The room-temperature element most transparent to x-rays is lithium, so that lithium is the best material to use in refractive lenses for x-rays. They use the minute effect of the x-rays on a material's electrons, which results in a dielectric constant that is slightly less than unity, to bend the x-rays as they pass into or out of the material as described by Snell's law. Although x-ray refraction was long known, it is so small that x-ray refractive lenses make sense only for the highly collimated x-ray beams from synchrotrons, as first suggested in 1991 (Nature, v.352, p.385, by Suehiro et al.), and subsequently demonstrated in 1996 (Nature, v.384, p.49,by Snigirev et al.).
In the early 2000s we made various types of refractive x-ray lenses from lithium, and measured their performance in cooperation with scientists at Sector 7 of the Advanced Photon Source (APS) at Argonne National Laboratory (ANL).
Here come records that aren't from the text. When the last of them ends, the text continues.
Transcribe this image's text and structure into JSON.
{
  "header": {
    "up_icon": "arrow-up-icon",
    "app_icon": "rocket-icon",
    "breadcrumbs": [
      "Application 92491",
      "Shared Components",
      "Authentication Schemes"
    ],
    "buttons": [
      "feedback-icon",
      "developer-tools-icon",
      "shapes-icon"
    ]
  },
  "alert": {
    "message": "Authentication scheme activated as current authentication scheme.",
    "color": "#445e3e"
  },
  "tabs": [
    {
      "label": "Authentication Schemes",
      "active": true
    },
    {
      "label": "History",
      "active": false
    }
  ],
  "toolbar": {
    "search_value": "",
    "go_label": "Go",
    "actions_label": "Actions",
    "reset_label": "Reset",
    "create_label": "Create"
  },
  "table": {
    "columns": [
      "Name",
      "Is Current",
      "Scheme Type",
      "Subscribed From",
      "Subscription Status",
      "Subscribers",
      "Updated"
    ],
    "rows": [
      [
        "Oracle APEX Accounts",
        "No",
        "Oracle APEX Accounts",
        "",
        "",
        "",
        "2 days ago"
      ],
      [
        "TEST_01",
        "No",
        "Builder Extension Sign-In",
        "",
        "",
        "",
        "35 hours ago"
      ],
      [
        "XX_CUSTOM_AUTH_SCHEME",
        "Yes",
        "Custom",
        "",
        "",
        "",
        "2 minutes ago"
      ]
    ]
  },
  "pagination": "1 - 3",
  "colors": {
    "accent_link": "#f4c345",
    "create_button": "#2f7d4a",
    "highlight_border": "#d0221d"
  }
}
Rev. Sci. Instrum. 73, 1492 (2002) gives early results on a lens that consists of a many prisms in a row, placed under an angle with the beam (as invented in 2000 by Cederstrom et al., Nature, v.404, p.951): Rev. Sci. Instrum. 75, 37 (2004) does it for a standard parabolic lens. A later publication gives additional details.
While refractive lenses made with lithium metal work well and could be improved further, they must be kept dry and preferably kept hermetically sealed, in helium. Other devices that contain lithium metal, including batteries for portable computers (and for the Tesla electric roadster) has been approved for general use by the manufacturers, but x-ray lenses have too small a market to do this. As a result, before such a lens can be used a Standard Operating Procedure must be in place to describe how to deal with lithium metal. At the moment the lenses are, therefore, not in commercial production.